La proposition de loi sur l’adoption de retour à l’Assemblée nationale

Publié le 17 Jan, 2022

La proposition de loi réformant l’adoption fait son retour pour une nouvelle lecture à l’Assemblée nationale. Députés et sénateurs n’avaient pas réussi à se mettre d’accord lors de la commission mixte paritaire (Cf. L’Assemblée nationale et le Sénat consomment leur désaccord sur la loi concernant l’adoption).

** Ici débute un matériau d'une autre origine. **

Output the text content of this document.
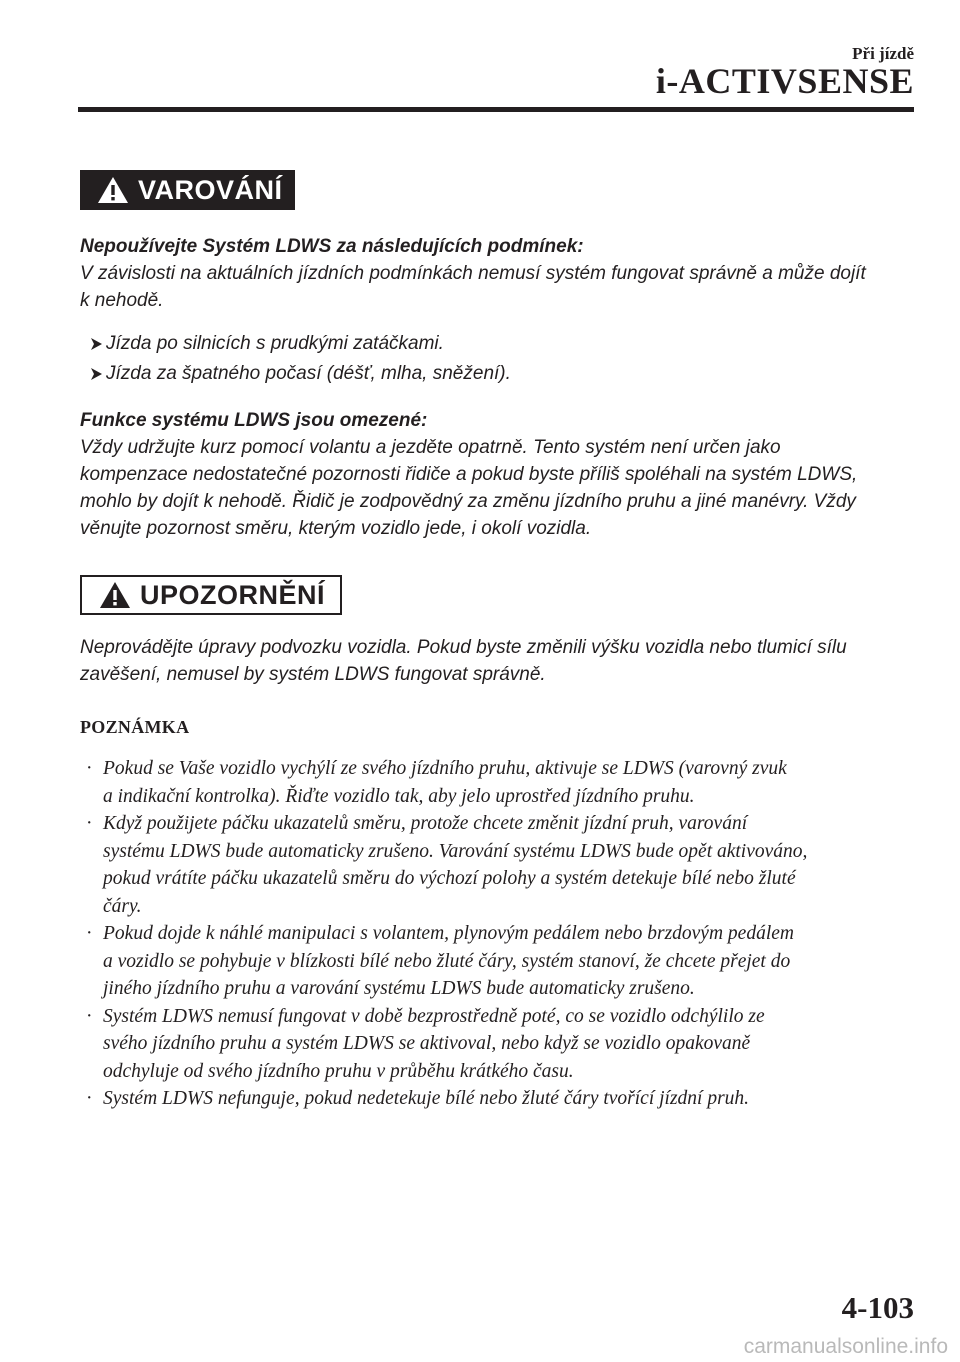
Při jízdě
i-ACTIVSENSE
VAROVÁNÍ

Nepoužívejte Systém LDWS za následujících podmínek:

V závislosti na aktuálních jízdních podmínkách nemusí systém fungovat správně a může dojít

k nehodě.

Jízda po silnicích s prudkými zatáčkami.
Jízda za špatného počasí (déšť, mlha, sněžení).

Funkce systému LDWS jsou omezené:

Vždy udržujte kurz pomocí volantu a jezděte opatrně. Tento systém není určen jako

kompenzace nedostatečné pozornosti řidiče a pokud byste příliš spoléhali na systém LDWS,

mohlo by dojít k nehodě. Řidič je zodpovědný za změnu jízdního pruhu a jiné manévry. Vždy

věnujte pozornost směru, kterým vozidlo jede, i okolí vozidla.

UPOZORNĚNÍ

Neprovádějte úpravy podvozku vozidla. Pokud byste změnili výšku vozidla nebo tlumicí sílu

zavěšení, nemusel by systém LDWS fungovat správně.

POZNÁMKA
· Pokud se Vaše vozidlo vychýlí ze svého jízdního pruhu, aktivuje se LDWS (varovný zvuk
a indikační kontrolka). Řiďte vozidlo tak, aby jelo uprostřed jízdního pruhu.
· Když použijete páčku ukazatelů směru, protože chcete změnit jízdní pruh, varování
systému LDWS bude automaticky zrušeno. Varování systému LDWS bude opět aktivováno,
pokud vrátíte páčku ukazatelů směru do výchozí polohy a systém detekuje bílé nebo žluté
čáry.
· Pokud dojde k náhlé manipulaci s volantem, plynovým pedálem nebo brzdovým pedálem
a vozidlo se pohybuje v blízkosti bílé nebo žluté čáry, systém stanoví, že chcete přejet do
jiného jízdního pruhu a varování systému LDWS bude automaticky zrušeno.
· Systém LDWS nemusí fungovat v době bezprostředně poté, co se vozidlo odchýlilo ze
svého jízdního pruhu a systém LDWS se aktivoval, nebo když se vozidlo opakovaně
odchyluje od svého jízdního pruhu v průběhu krátkého času.
· Systém LDWS nefunguje, pokud nedetekuje bílé nebo žluté čáry tvořící jízdní pruh.
4-103
carmanualsonline.info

La proposition de loi a donc été étudiée par la commission des lois le mercredi 12 janvier 2022. Elle est débattue en séance publique à partir du 17 janvier.

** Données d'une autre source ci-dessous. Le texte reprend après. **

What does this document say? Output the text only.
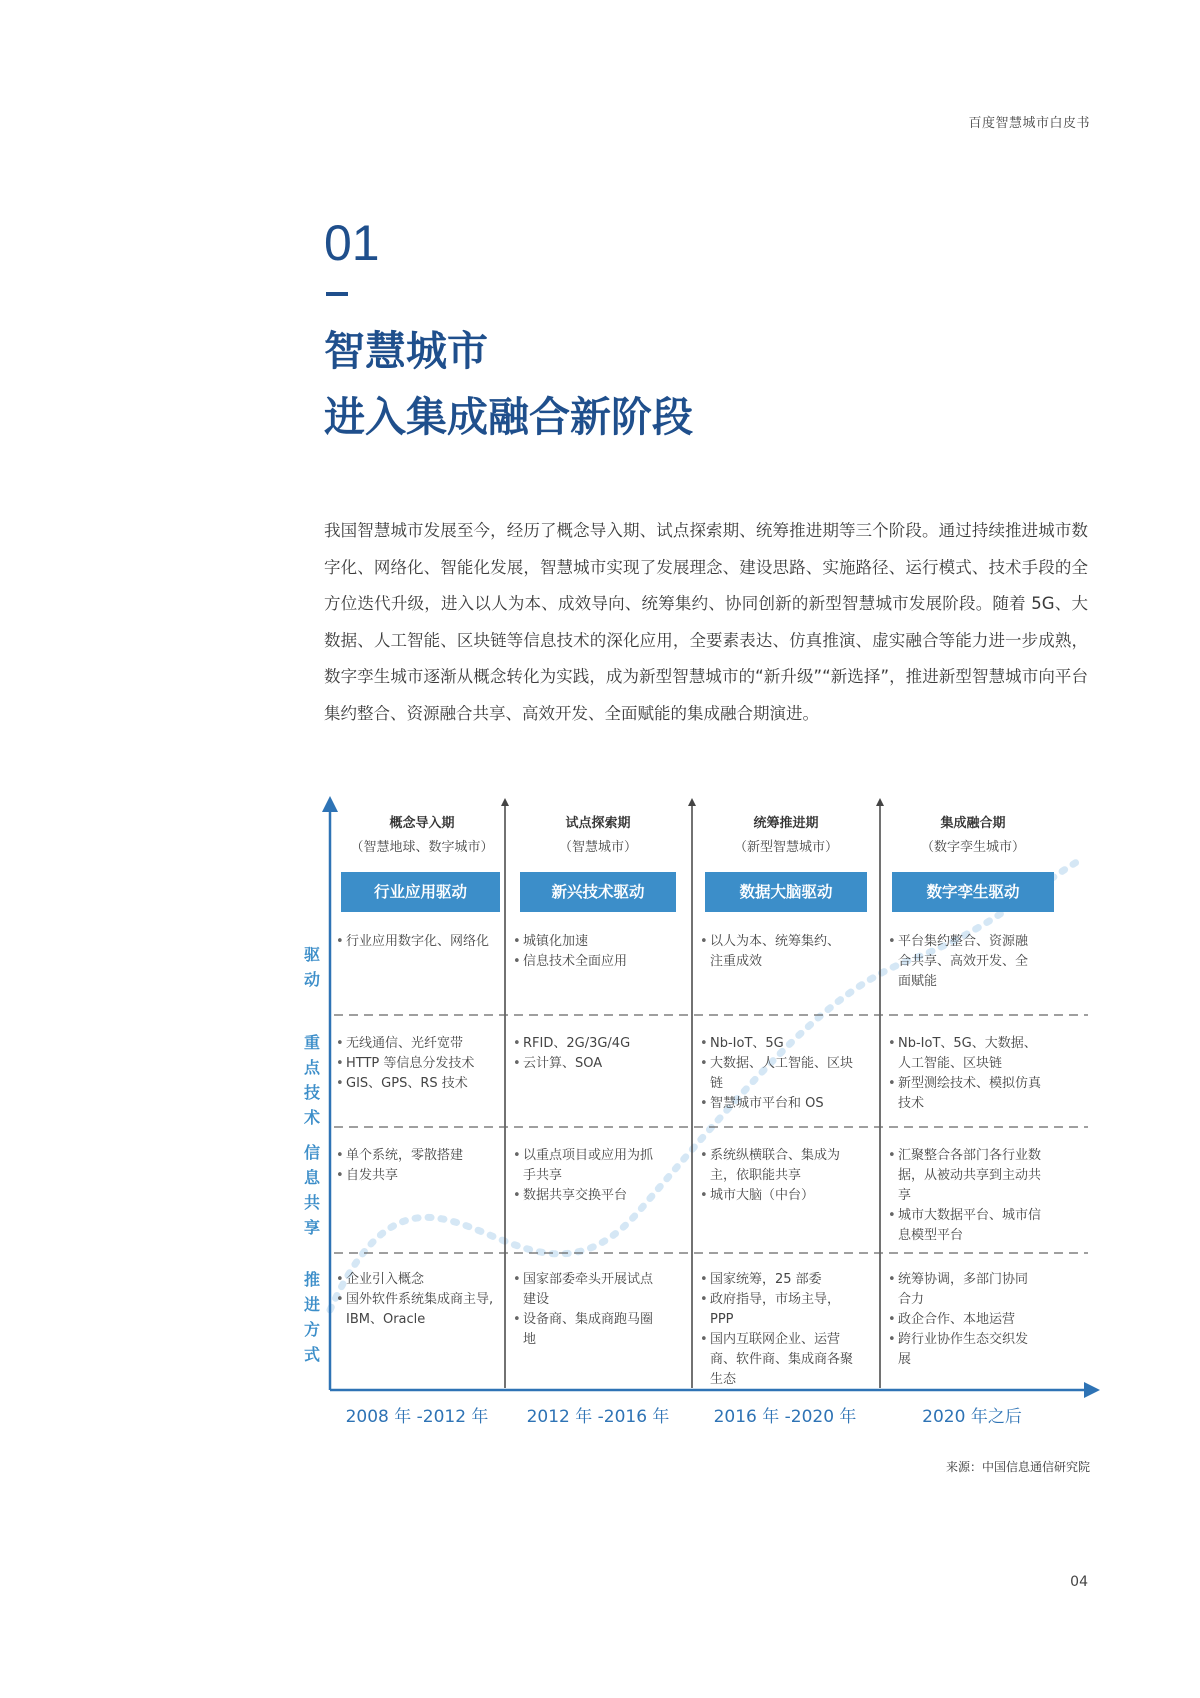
百度智慧城市白皮书
01
智慧城市
进入集成融合新阶段
我国智慧城市发展至今，经历了概念导入期、试点探索期、统筹推进期等三个阶段。通过持续推进城市数字化、网络化、智能化发展，智慧城市实现了发展理念、建设思路、实施路径、运行模式、技术手段的全方位迭代升级，进入以人为本、成效导向、统筹集约、协同创新的新型智慧城市发展阶段。随着 5G、大数据、人工智能、区块链等信息技术的深化应用，全要素表达、仿真推演、虚实融合等能力进一步成熟，数字孪生城市逐渐从概念转化为实践，成为新型智慧城市的“新升级”“新选择”，推进新型智慧城市向平台集约整合、资源融合共享、高效开发、全面赋能的集成融合期演进。
概念导入期
（智慧地球、数字城市）
试点探索期
（智慧城市）
统筹推进期
（新型智慧城市）
集成融合期
（数字孪生城市）
行业应用驱动	新兴技术驱动	数据大脑驱动	数字孪生驱动
驱
动
重
点
技
术
信
息
共
享
推
进
方
式
• 行业应用数字化、网络化
•	城镇化加速
• 信息技术全面应用
• 以人为本、统筹集约、注重成效
• 平台集约整合、资源融合共享、高效开发、全面赋能
• 无线通信、光纤宽带
• HTTP 等信息分发技术
• GIS、GPS、RS 技术
• RFID、2G/3G/4G
• 云计算、SOA
• Nb-IoT、5G
• 大数据、人工智能、区块链
• 智慧城市平台和 OS
• Nb-IoT、5G、大数据、人工智能、区块链
• 新型测绘技术、模拟仿真技术
• 单个系统，零散搭建
• 自发共享
• 以重点项目或应用为抓手共享
• 数据共享交换平台
• 系统纵横联合、集成为主，依职能共享
• 城市大脑（中台）
• 汇聚整合各部门各行业数据，从被动共享到主动共享
• 城市大数据平台、城市信息模型平台
• 企业引入概念
• 国外软件系统集成商主导, IBM、Oracle
• 国家部委牵头开展试点建设
• 设备商、集成商跑马圈地
• 国家统筹，25 部委
• 政府指导，市场主导，PPP
• 国内互联网企业、运营商、软件商、集成商各聚生态
• 统筹协调，多部门协同合力
• 政企合作、本地运营
• 跨行业协作生态交织发展
2008 年 -2012 年	2012 年 -2016 年	2016 年 -2020 年	2020 年之后
来源：中国信息通信研究院
04
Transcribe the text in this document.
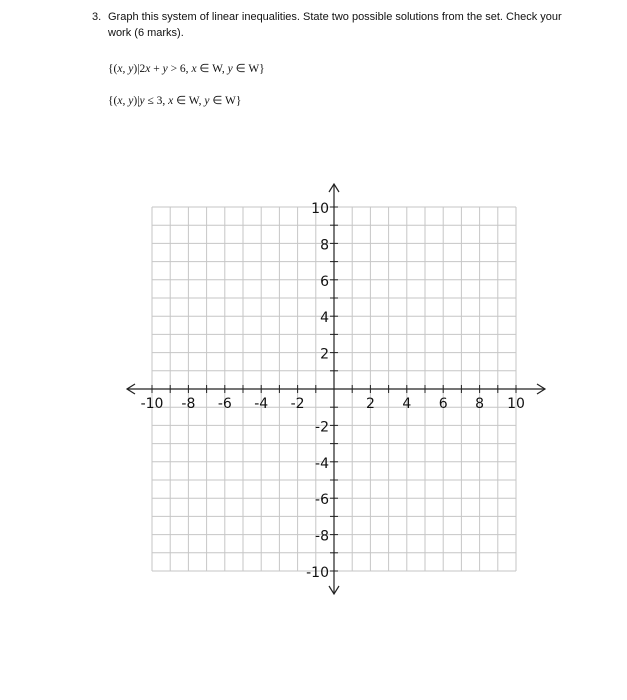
3. Graph this system of linear inequalities. State two possible solutions from the set. Check your work (6 marks).
{(x, y)|2x + y > 6, x ∈ W, y ∈ W}
{(x, y)|y ≤ 3, x ∈ W, y ∈ W}
-10 -8 -6 -4 -2	2 4 6 8 10
10
8
6
4
2
-2
-4
-6
-8
-10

Les députés de la commission des lois sont revenus sur plusieurs points au texte qu’ils avaient voté en première lecture : l’âge minimum pour adopter est abaissé de 28 à 26 ans, la communauté de vie des couples est réduite à un an, « l’écart d’âge maximum entre l’adoptant et l’adopté » est supprimé, « le consentement exprès des parents » biologiques à ce que leur enfant devienne « pupille de l’Etat » et le consentement de l’enfant de plus de 13 ans « en cas de changement de prénom » ne sont plus indispensables. De même, dans le cas de deux femmes, celle qui n’a pas accouché pourra adopter l’enfant, à condition d’« apporter la preuve du projet parental commun et de l’assistance médicale à la procréation » (Cf. Adoption : le Sénat n’écarte pas les craintes concernant la GPA).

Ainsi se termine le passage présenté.